Bocca di Lupo | |
Established: | 2008 |
Current-Owner: | Jacob Kenedy, Victor Hugo |
Food-Type: | Italian cuisine |
Street-Address: | 12 Archer Street |
City: | London |
Postcode: | W1D 7BB |
Country: | United Kingdom |
Bocca di Lupo is a small Italian restaurant on Archer Street in London's Soho district rated the best London restaurant in Time Out magazine's 2009 listing. It won "Best Wine List" award in Tatler magazine's 2013 restaurant awards,[1] as well as a Michelin Guide "Bib Gourmand" award. The Time Out award was attributed partly to the restaurant's bargain prices, which increased significantly as its popularity grew. Bocca di Lupo serves cuisine from a variety of Italian regions, with each dish's origin labelled on the menu.
The restaurant was started by chef Jacob Kenedy and his business partner Victor Hugo in 2008,[2] with funding and advice from Kenedy's entrepreneur uncle David Cleevely.[3] Kenedy, who attended the University of Cambridge,[4] and Hugo had both worked at Moro restaurant in London's Exmouth Market before starting Bocca di Lupo. The restaurant was so successful that it was described as "profitable within weeks" despite, or because of, opening at "the height of the credit crunch".

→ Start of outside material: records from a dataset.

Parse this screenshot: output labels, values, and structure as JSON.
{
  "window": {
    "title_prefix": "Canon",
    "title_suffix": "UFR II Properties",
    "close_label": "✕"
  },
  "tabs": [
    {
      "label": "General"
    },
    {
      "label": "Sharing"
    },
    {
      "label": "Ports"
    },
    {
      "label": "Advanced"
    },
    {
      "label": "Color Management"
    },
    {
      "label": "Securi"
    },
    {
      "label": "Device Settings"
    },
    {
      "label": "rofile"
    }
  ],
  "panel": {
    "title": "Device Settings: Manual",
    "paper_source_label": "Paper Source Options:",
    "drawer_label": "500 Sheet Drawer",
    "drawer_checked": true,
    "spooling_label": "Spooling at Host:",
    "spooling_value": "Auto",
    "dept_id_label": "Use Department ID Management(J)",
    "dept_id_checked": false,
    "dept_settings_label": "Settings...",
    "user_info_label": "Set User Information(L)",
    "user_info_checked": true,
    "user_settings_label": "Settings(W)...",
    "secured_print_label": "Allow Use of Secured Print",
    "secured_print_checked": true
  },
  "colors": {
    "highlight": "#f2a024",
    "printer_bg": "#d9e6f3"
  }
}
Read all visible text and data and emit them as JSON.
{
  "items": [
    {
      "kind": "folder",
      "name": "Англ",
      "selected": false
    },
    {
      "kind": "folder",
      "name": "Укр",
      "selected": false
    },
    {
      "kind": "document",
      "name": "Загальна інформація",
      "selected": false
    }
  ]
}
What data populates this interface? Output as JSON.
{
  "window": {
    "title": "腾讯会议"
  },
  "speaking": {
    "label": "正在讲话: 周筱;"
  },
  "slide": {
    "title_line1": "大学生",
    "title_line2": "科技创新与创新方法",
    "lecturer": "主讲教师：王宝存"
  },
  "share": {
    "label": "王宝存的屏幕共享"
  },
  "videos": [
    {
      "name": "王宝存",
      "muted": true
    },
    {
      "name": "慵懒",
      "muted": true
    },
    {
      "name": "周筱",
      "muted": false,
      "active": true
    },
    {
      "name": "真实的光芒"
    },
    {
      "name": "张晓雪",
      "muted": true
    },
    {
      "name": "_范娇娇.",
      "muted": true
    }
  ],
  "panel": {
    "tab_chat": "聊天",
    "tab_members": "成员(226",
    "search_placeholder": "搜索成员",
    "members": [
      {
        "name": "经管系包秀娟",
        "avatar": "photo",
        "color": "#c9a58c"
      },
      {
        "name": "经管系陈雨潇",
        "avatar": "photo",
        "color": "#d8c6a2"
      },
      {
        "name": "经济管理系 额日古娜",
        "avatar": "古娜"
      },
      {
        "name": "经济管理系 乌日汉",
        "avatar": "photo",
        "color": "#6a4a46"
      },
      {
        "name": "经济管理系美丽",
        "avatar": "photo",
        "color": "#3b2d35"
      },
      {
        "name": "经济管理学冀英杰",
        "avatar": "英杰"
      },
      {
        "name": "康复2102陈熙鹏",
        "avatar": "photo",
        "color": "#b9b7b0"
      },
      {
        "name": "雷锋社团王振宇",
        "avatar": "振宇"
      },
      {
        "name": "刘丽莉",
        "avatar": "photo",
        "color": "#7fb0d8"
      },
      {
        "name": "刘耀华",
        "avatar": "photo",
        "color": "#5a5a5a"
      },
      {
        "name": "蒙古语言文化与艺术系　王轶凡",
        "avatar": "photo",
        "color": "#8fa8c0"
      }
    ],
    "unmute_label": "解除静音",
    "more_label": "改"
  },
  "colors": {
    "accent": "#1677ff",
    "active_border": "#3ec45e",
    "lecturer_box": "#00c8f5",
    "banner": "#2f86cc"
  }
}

Bocca di Lupo means "the mouth of the wolf"; in Italian the phrase is used to refer to either a trou de loup (a defensive obstacle), a type of pastry, or a basement ventilation opening.[5] The restaurant owners use it to refer to the related Italian saying in bocca al lupo, a traditional Italian equivalent of the English saying "break a leg"; Bocca di Lupo's website is also headed by the English motto "For when you're hungry like the wolf".
The Time Out award was attributed to the restaurant's strong menu, good food and good value for money. Time Outs food and drink editor Guy Dimond said that previous winners of the listing missed out in 2009 because that year's awards focused more on affordable eating experiences, which favoured Bocca di Lupo. The menu's listing of regions of origin for each dish drew appreciation from one critic for the level of detail, but was seen by another as revealing a lack of authentic Italian devotion to a single region. The same critic also derided etched panels with Italian wording that "like a Peckham greengrocer, boast a rogue apostrophe".[6]
In 2012 the menu was described as "changing daily". Noted were the pork and foie gras sausages, and sanguinaccio dolce, a dessert of chocolate pudding flavoured with pig's blood.
Bocca di Lupo's early critical popularity, which also included winning a Michelin Guide "Bib Gourmand" award,[2] was described by some critics as having negatively impacted the experience, with tables very hard to book and prices increasing from the bargain levels that had contributed to the initial success – in 2010 it was described by The Observer as "not cheap, but worth every penny."[7] The restaurant went on to win the "Best Wine List" award in Tatler magazine's 2013 restaurant awards.[1]
Cleevely had purchased the freehold on the small site for about two and a half million pounds, taking the view that if a prime site was required, the huge risks of founding a new restaurant meant that it was better to own the property asset outright rather than enter into an expensive and difficult-to-end lease. The restaurant has a long Carrara marble bar for lighter meals, overlooking an open-plan kitchen, with the windowless main dining room at the back[8] as well as a separate room that can be booked for private functions.[9] It is decorated with large still-life paintings by Kenedy's mother, artist Haide Becker. Bocca di Lupo has been described as "small and slightly chaotic", with only fourteen tables.
In 2013 Kenedy publicly smashed five bottles of red wine from one of his suppliers, Italian fine wine merchant Fulvio Bressan, on the street in front of the restaurant, in protest at a Facebook post by Bressan which used the racist epithet sporca scimmia nera about Italy's recently appointed minister for integration Cécile Kyenge.[10] Kenedy described Bressan as "not only a racist" but "also a spineless one" after Bressan deleted the post to minimise its impact. Bocca di Lupo no longer stocks wine from Bressan.[11]
Jacob Kenedy opened an ice-cream parlour called Gelupo in 2010 opposite the restaurant on Archer Street. The gelateria has appeared on 'best ice creams in London' lists, including Time Out[12] and the Evening Standard.[13] The blood orange granita[14] was cited as one of the top dishes in London in 2012 and they regularly produce unusual flavours such as the Coronation Chicken gelato for the Queen's Diamond Jubilee.[15] Prior to opening Gelupo, Jacob Kenedy learnt gelato-making at Gelatauro in Bologna.[16]
In September 2015 the team behind Bocca Di Lupo opened an Italian street food counter-service restaurant called VICO on Cambridge Circus.[17] The concept changed in December 2015 into a Southern Italian table-service restaurant,[18] which subsequently won a Bib Gourmand in the Michelin Guide.[19]